Ich glaub bei 2-3meter maximaler Wassertiefe macht schleppen wenig sinn. ich glaub, dass man ständig am Grund hängen bleibt. zumindest krautfeld darf da keins mehr sein.


----------



## Dorsch_Freak (10. Juli 2007)

*AW: Schleppen vom Schlauchboot*

ich schleppe auf denem yam 330F auf hornhechte mit sbiroline und fischfetzen, geht einwaandfrei. hab 2 rutenhalte am motorspiegel, auf jeder seite einen. auswerfen, bügel zu und in rutenhalter, bremse so weit aufdrehn, dass bei fahrt gerade eben KEINE schnur gezogen wird. dann einfach gang rein und gasgeben, bisse erkennste dann auch wenne aufs fahren achtest, weil ja die bremse losknarrt. ich nehm für die hornis auch immer ne wanne, ist mir zu gefährlich wie die rumtoben. meine finger mussten auch des öfteren dran glauben.
zum landen von hechten würde ich aber fischgreifer empfehlen, siehe angelwoche

gruß marcel


----------



## Ulli3D (10. Juli 2007)

*AW: Schleppen vom Schlauchboot*

Gerade in flachen Gewässern wie den holländischen Poldern mit Tiefen zwischen 80 cm und 1,50 m ist das Speedtrolling wirklich erfolgreich und im Sommer die einzige Methode, die sichere Fänge garantiert. Die Kunst dabei ist, tieflaufende Wobbler zu nehmen und die an wirklich kurzer Leine in Schraubenwasser zu führen. Ich kann allerdings noch nichts dazu sagen, ob das auch mit E-Motoren funktioniert, aber das werde ich in diesem Jahr ausprobieren. Mit Außenbordern funzt es auf jeden Fall hervorragend.

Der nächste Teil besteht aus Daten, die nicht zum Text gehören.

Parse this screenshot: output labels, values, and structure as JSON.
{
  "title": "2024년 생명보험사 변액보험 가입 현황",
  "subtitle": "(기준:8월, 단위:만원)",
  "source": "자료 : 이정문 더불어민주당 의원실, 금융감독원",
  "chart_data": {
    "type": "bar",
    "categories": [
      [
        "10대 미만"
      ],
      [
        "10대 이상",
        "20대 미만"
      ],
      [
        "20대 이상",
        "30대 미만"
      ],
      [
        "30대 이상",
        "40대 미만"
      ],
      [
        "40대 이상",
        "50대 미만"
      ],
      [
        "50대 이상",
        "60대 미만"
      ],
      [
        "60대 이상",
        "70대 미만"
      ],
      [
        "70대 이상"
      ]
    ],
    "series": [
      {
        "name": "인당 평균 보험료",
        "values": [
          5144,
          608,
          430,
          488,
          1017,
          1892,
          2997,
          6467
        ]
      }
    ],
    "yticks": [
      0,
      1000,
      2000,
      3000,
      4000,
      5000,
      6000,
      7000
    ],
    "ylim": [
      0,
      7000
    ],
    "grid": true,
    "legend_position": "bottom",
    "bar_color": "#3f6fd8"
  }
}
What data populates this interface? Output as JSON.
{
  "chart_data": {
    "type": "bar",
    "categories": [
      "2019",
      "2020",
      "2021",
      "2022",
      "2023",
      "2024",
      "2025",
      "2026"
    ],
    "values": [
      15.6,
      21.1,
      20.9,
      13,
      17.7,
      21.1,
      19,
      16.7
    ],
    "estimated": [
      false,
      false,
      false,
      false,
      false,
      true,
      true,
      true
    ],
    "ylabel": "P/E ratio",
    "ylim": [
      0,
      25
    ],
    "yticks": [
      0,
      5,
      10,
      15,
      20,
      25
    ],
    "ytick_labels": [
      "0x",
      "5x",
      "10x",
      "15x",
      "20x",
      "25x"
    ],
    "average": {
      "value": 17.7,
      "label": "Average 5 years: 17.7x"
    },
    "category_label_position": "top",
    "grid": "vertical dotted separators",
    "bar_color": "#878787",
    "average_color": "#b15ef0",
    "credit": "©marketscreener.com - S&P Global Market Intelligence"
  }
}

Besonders bewährt hat sich der Rapala Super Shad Rap, da der bei Geschwindigkeiten von 5 - 6 km/h anfängt nicht mehr gut zu laufen, er taucht dann wieder auf und man hat sofort auch einen Geschwindigkeitsmesser, wenn man kein GPS dabei hat. Die blauen Jungs von der niederländischen Polizei machen nämlich auch Lasermessungen auf dem Wasser und im Regelfall sind die Geschwindigkeiten in den Poldern auf 6 km/h begrenzt.


----------



## Stealth2 (10. Juli 2007)

*AW: Schleppen vom Schlauchboot*

Genau das mit dem Speedtrolling hatte ich auch schon erfahren. Allerdings mit Wobblern die eben nich so tief laufen. max 1,5m und eben so 2-3m hinter dem Boot im Schraubenwasser.

Haben auch einen Aussenborder und das Böötchen läuft echt gut damit.

Ich kann mir das mit dem Speedtrolling zwar nicht so wirklich vorstellen aber es soll wohl gut klappen und vorallem soll man die Hechtattacken meist sogar sehen können und es soll teilweise echt brutal aussehen ;-).

Habe leider nur 3 Wobbler bis jetzt die größer als 5cm sind :-(. Kann man wohl auch mit nem gößeren Gufi oder Blinker/TandemSpinner schleppen?


----------